Recent advances in artificial intelligence (AI), high-performance computing (HPC), 5G, cloud computing, and the Internet of Things (IoT) are driving unprecedented demands for bandwidth and data throughput [[1], [2], [3]]. Optical interconnect technologies have emerged as solutions to overcome traditional electrical interconnects' inherent bandwidth and power limitations. Wavelength-division multiplexing (WDM), which simultaneously transmits multiple wavelengths over a single optical fiber, is essential for increasing aggregate bandwidth and integration density. As channel count increases in WDM systems, compact and energy-efficient optical modulators become increasingly critical [[4], [5], [6]].

Silicon (Si)-based micro ring resonator modulators (MRMs) have gained considerable attention due to their compact footprint, CMOS compatibility, low power consumption, and high-speed operation, particularly for Co-packed optics [7,8]. However, conventional Si MRMs using lateral or vertical pn junctions exhibit limited modulation efficiency, high insertion loss, and large voltage-length products (Vπ·L). Such limitations stem from the weak free-carrier plasma dispersion effect in Si, requiring higher drive voltages and longer devices to achieve sufficient modulation [[9], [10], [11]].

Recently, semiconductor-insulator-semiconductor capacitor (SISCAP) structures have been proposed as a promising alternative to conventional p–n junction-based modulators. By utilizing carrier accumulation at the semiconductor-insulator interface, SISCAP structures enable improved electro-optic (EO) efficiency and reduced insertion loss [12]. However, despite these advantages, silicon's inherently weak plasma dispersion effect fundamentally limits the achievable modulation depth and bandwidth in Si-based SISCAP modulators. This fundamentally constrains further improvements in voltage-length product (Vπ·L), insertion loss, and signal quality—factors critical for high-density optical interconnects.

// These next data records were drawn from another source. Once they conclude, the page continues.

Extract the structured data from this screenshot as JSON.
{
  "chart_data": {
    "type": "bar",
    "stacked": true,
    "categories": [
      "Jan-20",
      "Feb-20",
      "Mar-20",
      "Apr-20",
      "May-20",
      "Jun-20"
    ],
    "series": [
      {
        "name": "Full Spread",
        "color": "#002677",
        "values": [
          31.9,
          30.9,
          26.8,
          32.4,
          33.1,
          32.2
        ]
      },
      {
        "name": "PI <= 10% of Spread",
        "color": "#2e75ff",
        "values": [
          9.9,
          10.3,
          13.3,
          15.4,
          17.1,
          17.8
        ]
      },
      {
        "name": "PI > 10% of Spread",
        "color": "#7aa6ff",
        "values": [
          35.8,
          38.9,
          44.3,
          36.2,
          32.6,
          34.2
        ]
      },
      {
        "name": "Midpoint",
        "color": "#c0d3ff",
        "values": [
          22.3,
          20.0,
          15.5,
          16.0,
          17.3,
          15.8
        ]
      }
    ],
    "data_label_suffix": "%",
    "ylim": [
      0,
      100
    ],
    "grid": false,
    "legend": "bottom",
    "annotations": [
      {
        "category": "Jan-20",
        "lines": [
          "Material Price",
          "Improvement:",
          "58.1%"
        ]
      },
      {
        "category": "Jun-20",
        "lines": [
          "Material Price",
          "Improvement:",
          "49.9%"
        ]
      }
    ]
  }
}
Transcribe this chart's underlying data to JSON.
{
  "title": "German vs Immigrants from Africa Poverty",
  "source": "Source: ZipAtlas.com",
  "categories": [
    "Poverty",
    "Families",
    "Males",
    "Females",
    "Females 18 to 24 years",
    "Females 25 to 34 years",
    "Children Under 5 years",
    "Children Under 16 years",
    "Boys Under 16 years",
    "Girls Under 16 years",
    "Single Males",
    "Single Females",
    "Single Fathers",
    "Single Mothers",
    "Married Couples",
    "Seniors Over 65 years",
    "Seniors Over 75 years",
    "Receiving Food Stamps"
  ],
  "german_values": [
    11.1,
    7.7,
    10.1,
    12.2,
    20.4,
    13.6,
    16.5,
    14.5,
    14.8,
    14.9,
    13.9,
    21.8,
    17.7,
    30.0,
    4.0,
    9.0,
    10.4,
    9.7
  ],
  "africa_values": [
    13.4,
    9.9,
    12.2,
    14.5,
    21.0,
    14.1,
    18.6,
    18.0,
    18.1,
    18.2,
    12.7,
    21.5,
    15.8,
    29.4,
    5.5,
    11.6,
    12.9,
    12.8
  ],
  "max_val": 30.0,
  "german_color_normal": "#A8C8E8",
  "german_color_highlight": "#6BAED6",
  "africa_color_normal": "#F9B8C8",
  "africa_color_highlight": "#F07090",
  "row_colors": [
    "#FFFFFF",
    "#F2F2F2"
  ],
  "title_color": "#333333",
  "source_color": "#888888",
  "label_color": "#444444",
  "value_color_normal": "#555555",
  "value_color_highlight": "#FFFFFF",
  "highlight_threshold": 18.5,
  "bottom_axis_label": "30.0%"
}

To further improve modulation performance, recent studies have introduced various advanced electro-optic materials, such as III-V compound materials [[13], [14], [15], [16]], two-dimensional materials (e.g. graphene [17,18], WSe2 [19,20]), ceramic materials (e.g. BTO [21], LN [22,23], KTN [24]) to overcome Si's inherently weak free-carrier plasma dispersion effect. Among these materials, III-V compound semiconductors have attracted significant interest due to their inherently stronger free-carrier effects and lower optical losses than Si. Integrating III-V materials into SISCAP-based structures can thus significantly enhance electro-optic efficiency and reduce optical losses [13,16]. Recent demonstrations of III-V/Si hybrid modulators have achieved very low Vπ·L values (∼0.07 V cm) and reduced insertion losses (∼16 dB/cm), confirming their suitability for next-generation optical interconnect systems [13]. This paper aims to overcome the limitation of existing Si-based ring modulators by employing SISCAP structure combined with III-V compound semiconductor materials. We perform systematic TCAD and optical simulations to evaluate and optimize the proposed III-V/Si SIS ring modulators for O-band applications. Our investigation specifically targets achieving higher EO efficiency, lower optical losses, reduced operating voltages, and increased modulation bandwidth, providing a practical pathway for implementing compact, efficient, and high-performance WDM optical interconnect systems.